I have a dish that I have been working on. It started as a healthy version of Dirty Rice. I didn't look up what was in dirty rice before I started the first time, and while at the store buying the supplies I added cabbage to the my list.

I don't know what to call it, but here is the ingredients. Brown rice, ground beef, ground hot sausage, onions, and peppers (habenaro, serrano, jalepeno and long green chilies (look almost like bananna peppers). 

I cook the rice separately, and brown the meat and drain. When the rice is almost done, I mixed in all the other ingredients and let the heat of the rice cook the veggies. This was too hot, even for me and my wife said it needed salt.

Next time, I made it the same way with the exception of salting the water I cooked the rice in, and added fresh chopped tomatoes. Better tasting with the salt but was still too hot.

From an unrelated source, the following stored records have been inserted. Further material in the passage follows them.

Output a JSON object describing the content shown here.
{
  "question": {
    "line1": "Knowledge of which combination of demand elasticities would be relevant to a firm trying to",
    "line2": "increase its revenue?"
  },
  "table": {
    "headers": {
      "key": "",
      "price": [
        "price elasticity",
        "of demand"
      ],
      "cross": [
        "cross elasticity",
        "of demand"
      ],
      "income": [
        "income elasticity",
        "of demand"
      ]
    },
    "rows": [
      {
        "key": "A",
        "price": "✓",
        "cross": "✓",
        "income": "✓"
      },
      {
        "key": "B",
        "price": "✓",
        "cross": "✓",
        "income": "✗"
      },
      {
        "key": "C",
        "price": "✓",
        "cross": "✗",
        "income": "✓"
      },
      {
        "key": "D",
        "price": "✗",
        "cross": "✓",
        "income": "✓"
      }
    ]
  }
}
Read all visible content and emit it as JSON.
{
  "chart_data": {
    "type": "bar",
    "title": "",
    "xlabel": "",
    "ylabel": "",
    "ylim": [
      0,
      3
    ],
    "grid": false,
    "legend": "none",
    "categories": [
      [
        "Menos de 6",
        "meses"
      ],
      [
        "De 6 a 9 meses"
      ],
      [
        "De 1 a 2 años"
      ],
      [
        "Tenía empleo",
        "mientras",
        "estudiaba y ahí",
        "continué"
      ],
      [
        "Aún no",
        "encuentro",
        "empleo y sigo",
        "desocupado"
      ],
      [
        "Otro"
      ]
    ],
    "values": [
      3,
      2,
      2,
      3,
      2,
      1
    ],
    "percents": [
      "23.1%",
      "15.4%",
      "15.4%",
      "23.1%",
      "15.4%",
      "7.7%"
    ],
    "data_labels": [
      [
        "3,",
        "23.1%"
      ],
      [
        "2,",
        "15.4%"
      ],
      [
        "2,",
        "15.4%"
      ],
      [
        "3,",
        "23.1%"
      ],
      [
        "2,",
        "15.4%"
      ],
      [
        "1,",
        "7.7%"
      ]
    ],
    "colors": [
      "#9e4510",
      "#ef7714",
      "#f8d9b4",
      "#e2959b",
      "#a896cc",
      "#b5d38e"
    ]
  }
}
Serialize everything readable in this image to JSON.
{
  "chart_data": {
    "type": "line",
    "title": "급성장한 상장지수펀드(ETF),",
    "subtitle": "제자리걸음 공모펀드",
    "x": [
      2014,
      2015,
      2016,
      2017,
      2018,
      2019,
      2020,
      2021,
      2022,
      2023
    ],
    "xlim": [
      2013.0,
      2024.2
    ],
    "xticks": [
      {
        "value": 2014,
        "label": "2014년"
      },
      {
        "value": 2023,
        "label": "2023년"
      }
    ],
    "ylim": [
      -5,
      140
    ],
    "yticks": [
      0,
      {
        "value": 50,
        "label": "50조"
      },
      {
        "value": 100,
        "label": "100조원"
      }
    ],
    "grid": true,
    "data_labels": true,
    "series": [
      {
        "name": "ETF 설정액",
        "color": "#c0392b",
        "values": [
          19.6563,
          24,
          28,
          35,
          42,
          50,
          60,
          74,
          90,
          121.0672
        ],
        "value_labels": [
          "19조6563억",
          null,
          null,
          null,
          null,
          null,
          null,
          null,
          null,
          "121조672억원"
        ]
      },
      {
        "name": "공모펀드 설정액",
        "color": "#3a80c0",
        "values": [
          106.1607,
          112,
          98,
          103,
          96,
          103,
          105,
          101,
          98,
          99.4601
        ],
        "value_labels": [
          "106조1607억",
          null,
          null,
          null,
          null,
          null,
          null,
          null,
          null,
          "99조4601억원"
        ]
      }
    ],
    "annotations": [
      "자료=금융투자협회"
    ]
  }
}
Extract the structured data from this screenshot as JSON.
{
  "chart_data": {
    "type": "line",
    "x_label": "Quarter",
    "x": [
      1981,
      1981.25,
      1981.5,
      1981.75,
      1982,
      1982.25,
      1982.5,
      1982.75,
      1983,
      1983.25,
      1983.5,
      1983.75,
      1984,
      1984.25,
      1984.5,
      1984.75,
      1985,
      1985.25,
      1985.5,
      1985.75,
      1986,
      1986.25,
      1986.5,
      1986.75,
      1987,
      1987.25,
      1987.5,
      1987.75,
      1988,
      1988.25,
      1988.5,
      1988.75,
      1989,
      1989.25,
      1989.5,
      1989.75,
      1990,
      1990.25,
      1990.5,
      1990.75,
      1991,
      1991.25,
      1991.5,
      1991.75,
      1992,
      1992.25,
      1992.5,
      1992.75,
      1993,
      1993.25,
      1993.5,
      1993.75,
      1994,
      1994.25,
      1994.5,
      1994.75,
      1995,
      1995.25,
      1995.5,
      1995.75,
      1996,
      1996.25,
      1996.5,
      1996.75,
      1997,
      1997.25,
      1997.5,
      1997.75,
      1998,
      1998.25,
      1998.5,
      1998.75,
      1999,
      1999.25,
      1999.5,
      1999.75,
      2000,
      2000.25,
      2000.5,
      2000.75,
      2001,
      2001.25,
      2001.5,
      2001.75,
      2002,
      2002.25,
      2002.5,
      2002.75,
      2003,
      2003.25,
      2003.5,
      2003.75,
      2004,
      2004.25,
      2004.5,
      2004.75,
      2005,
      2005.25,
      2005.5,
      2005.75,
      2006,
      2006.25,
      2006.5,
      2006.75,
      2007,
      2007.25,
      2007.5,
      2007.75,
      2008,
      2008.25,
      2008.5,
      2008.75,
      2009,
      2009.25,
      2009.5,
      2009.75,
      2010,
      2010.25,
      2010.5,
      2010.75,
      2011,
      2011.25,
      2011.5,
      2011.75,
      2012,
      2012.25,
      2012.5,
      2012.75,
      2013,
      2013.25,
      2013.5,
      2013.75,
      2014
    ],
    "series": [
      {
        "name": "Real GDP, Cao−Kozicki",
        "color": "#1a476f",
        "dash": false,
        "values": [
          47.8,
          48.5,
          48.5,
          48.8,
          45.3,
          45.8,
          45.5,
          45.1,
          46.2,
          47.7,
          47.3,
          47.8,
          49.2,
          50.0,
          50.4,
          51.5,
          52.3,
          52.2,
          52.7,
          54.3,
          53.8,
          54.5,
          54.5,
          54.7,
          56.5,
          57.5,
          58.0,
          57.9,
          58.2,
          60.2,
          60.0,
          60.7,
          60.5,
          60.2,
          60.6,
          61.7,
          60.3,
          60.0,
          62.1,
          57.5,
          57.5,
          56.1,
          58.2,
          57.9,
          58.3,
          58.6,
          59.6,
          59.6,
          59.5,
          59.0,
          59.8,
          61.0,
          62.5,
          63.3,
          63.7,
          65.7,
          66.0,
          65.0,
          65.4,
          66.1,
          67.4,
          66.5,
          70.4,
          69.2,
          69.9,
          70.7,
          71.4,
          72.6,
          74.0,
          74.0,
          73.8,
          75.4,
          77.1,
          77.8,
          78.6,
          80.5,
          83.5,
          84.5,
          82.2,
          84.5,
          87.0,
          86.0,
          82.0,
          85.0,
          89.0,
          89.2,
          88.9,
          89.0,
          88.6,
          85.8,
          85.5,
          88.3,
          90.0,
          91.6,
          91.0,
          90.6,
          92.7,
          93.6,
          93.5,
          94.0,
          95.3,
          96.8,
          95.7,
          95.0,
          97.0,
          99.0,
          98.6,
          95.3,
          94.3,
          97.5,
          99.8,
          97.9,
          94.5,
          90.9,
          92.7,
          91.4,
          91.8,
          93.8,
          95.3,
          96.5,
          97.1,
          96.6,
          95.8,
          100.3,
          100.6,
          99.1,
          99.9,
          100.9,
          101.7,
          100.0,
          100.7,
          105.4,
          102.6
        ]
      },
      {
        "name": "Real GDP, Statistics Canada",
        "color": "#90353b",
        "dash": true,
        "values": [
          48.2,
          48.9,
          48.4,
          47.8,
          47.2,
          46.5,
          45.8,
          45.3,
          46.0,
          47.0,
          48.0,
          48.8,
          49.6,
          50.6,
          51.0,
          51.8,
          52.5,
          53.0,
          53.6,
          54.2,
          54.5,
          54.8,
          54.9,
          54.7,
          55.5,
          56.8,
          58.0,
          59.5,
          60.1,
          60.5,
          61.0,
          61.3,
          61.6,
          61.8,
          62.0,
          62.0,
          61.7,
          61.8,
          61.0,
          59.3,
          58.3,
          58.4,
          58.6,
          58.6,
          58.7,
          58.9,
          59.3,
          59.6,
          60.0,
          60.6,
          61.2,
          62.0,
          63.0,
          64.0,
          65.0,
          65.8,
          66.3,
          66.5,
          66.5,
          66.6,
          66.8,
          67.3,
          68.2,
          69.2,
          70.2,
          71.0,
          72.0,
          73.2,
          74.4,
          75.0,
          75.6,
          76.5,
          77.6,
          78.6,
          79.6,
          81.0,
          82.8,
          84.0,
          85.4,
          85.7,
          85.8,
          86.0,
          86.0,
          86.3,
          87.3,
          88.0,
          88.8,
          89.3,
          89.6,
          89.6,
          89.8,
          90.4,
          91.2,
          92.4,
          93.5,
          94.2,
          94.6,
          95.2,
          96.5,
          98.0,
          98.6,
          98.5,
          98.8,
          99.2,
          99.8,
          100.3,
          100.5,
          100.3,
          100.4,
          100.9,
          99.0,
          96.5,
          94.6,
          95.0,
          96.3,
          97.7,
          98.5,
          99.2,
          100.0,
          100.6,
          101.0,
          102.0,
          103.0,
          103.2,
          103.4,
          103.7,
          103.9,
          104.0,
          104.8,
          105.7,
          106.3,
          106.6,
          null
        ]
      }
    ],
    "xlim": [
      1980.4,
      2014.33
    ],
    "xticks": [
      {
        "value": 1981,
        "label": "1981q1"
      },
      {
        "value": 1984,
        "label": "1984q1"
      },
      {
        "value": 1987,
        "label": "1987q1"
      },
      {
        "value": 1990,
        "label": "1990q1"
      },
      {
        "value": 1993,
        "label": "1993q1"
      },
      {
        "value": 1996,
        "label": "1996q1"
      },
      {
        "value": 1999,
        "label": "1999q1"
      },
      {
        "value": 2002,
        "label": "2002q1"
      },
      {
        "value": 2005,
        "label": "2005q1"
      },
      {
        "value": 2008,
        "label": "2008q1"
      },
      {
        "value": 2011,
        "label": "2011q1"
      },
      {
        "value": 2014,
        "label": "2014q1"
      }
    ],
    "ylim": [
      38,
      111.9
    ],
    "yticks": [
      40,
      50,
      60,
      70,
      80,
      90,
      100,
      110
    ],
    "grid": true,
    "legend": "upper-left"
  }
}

Yesterday, I made more and this time I used less peppers (removed 1 of each kind) and doubled the cabagge and the tomatoes. Perfect heat, but now that it doesn't burn your mouth with the peppers, it is lacking something.

Can anyone suggest a spice or anything to try to complete this dish?

Thanks,

Alex


----------



## CharlieD (Sep 13, 2010)

tate is such a personal thing, I'm not even sure how to begin sugesting anything. I'd say start with salt.


----------



## jabbur (Sep 14, 2010)

You might try some black pepper or white pepper.  It will give it some flavor without heat.  You might also try adding a sweet pepper or celery.


----------



## danpeikes (Sep 15, 2010)

maybe some garlic and smoked paprika


----------



## buckytom (Sep 15, 2010)

you defintely need to finish it with salt and pepper, and i agree with dan that garlic is a good idea. brown it with the onions after browning the meat.

you could also add tomatoes, and maybe mushrooms.

and it may sound weird, but chopped olives or capers will add another salty, earthy dimension.


----------